Но к заутрени Мотовилов не опоздал. Обмерзлый и обледенелый, он входил в покои архиепископа как раз в тот момент, когда владыка уже шел в церковь.

Владыка его встретил словами:

— Святитель Митрофан мне возвестил чудесное спасение ваше, и что вы прибудете к нашей заутрени. Переодевайтесь скорее и идем вместе воздать хвалу Господу Богу за избавление ваше от наглой смерти!

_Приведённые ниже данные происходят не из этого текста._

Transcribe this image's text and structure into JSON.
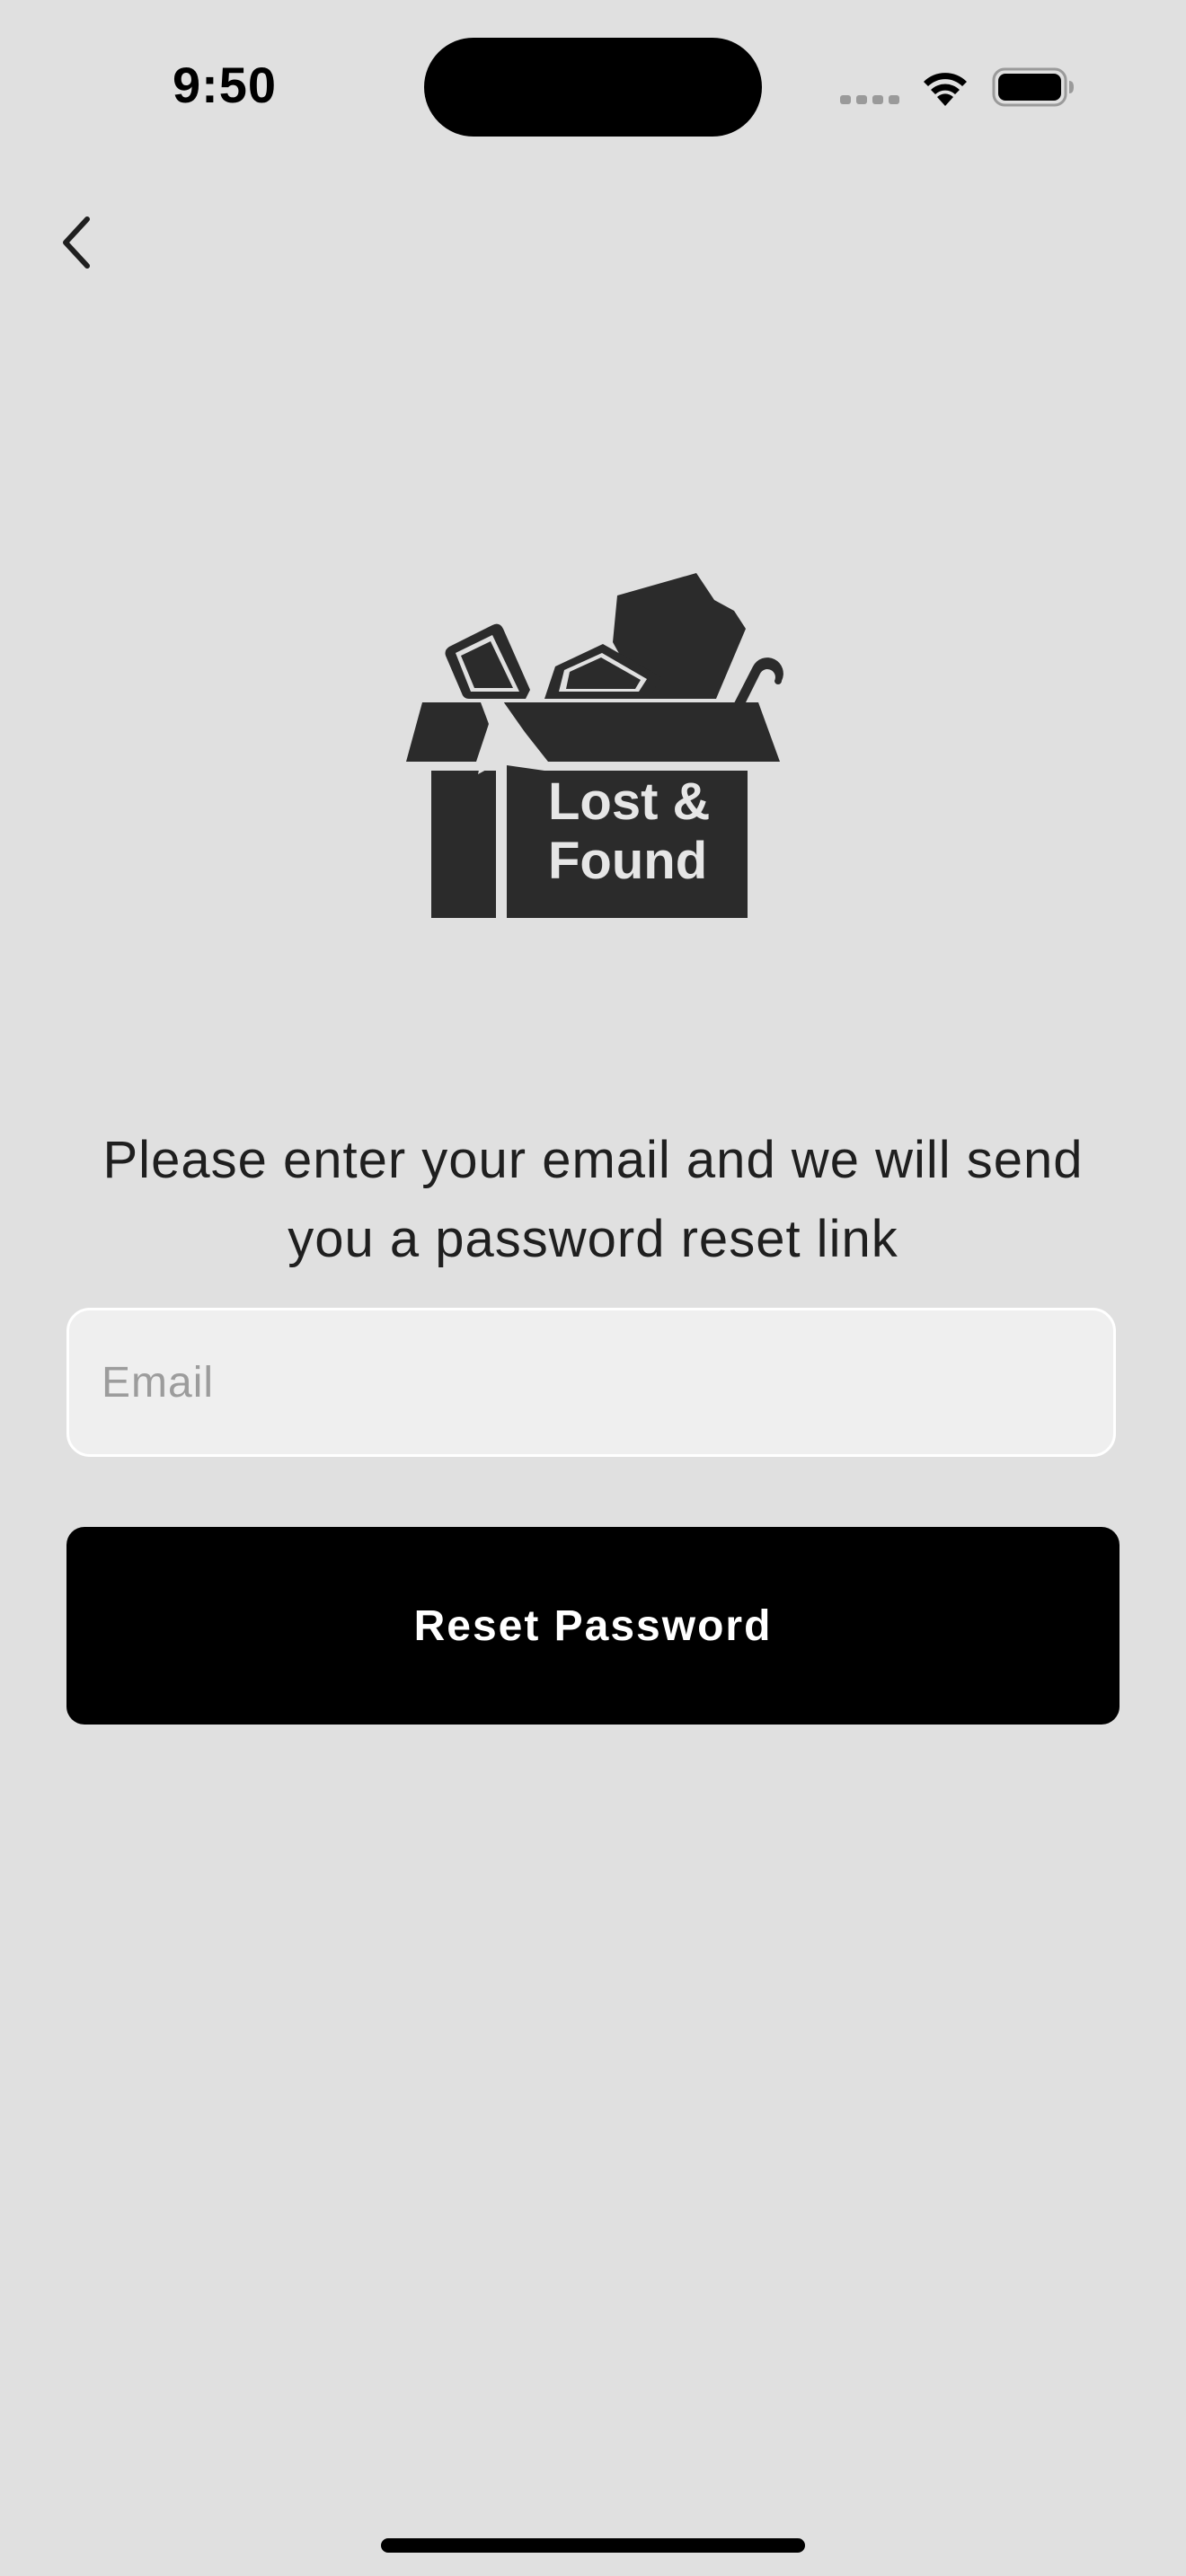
{
  "status_bar": {
    "time": "9:50",
    "icons": [
      "cellular-signal-icon",
      "wifi-icon",
      "battery-icon"
    ]
  },
  "navigation": {
    "back_icon": "chevron-left-icon"
  },
  "logo": {
    "text_line1": "Lost &",
    "text_line2": "Found",
    "icon": "lost-and-found-box-icon"
  },
  "form": {
    "instructions": "Please enter your email and we will send you a password reset link",
    "email_placeholder": "Email",
    "email_value": "",
    "submit_label": "Reset Password"
  },
  "colors": {
    "background": "#e0e0e0",
    "button": "#000000",
    "button_text": "#ffffff",
    "input_background": "#efefef",
    "logo": "#2b2b2b"
  }
}
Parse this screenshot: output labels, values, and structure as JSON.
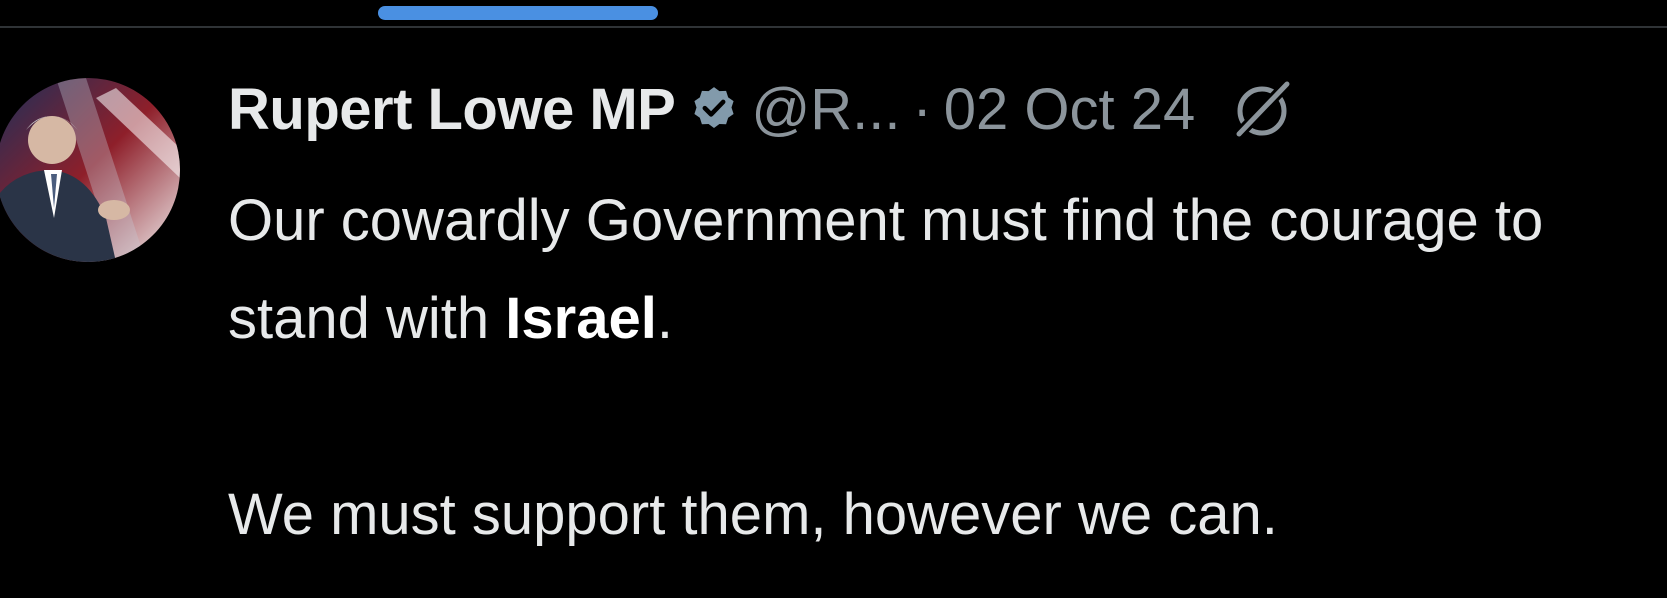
{
  "colors": {
    "background": "#000000",
    "tab_indicator": "#4a90e2",
    "verified_badge": "#829aab",
    "text_primary": "#e7e9ea",
    "text_secondary": "#8b949b"
  },
  "tweet": {
    "display_name": "Rupert Lowe MP",
    "verified_icon": "verified-badge-icon",
    "handle": "@R...",
    "separator": "·",
    "date": "02 Oct 24",
    "action_icon": "grok-icon",
    "body": {
      "line1_text": "Our cowardly Government must find the courage to stand with ",
      "line1_bold": "Israel",
      "line1_end": ".",
      "paragraph2": "We must support them, however we can."
    }
  }
}
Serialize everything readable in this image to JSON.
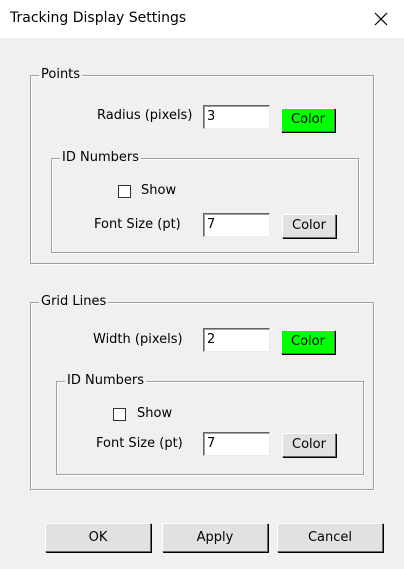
{
  "window": {
    "title": "Tracking Display Settings"
  },
  "points": {
    "legend": "Points",
    "radius_label": "Radius (pixels)",
    "radius_value": "3",
    "color_label": "Color",
    "color_swatch": "#00ff00",
    "id_numbers": {
      "legend": "ID Numbers",
      "show_label": "Show",
      "show_checked": false,
      "font_size_label": "Font Size (pt)",
      "font_size_value": "7",
      "color_label": "Color"
    }
  },
  "grid_lines": {
    "legend": "Grid Lines",
    "width_label": "Width (pixels)",
    "width_value": "2",
    "color_label": "Color",
    "color_swatch": "#00ff00",
    "id_numbers": {
      "legend": "ID Numbers",
      "show_label": "Show",
      "show_checked": false,
      "font_size_label": "Font Size (pt)",
      "font_size_value": "7",
      "color_label": "Color"
    }
  },
  "buttons": {
    "ok": "OK",
    "apply": "Apply",
    "cancel": "Cancel"
  },
  "icons": {
    "close": "close-icon"
  }
}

Чемодан с вещами Мотовилова оказался внутри сухим.

XXIV

Эта заутреня памятна осталась Мотовилову. За Литургией, которую служил архиепископ Антоний, он с умилением и ужасом видел его окруженным светом немерцающего сияния, и, когда владыка выходил из алтаря благословлять народ и произносить молитву о вышнем благословении насажденного Господнею Десницей Его винограда, видел из уст Антония исходящий пламень в виде огненного языка, устремляющегося на служащих и на молящихся и окутывающего каждого из них своим неизреченным светом. Но не все удостаивались прикосновения этого дивного пламени: некоторые, до которых пламень касался, светлели и начинали сиять тем же светом, что и владыка; других этот Божественный пламень обходил, и они чернели, как уголь. В числе сослужащих был один протоиерей — его Мотовилов видел как бы всего опоясанным, как свивальниками, черными полосами. «Вид его, — пишет Мотовилов, — был как зебра, и впоследствии вскоре этот протоиерей был изобличен в каких-то дурных деяниях и извергнут из сана».

вернуться

42

Значение Мотовилова для Дивеева достаточно выяснено в летописи. Приложенный к этой летописи его портрет с надписью: «Благодетель Дивеевского монастыря» с достаточною силой указывает, что завет о. Серафима был им исполнен до конца.

вернуться

43

Мотовиловский конный завод был в свое время весьма известен в Симбирской губернии. Шестерик был им поднесен Государю Николаю I в подарок, за что Мотовилов был отдарен чудным бриллиантовым перстнем из Государева кабинета.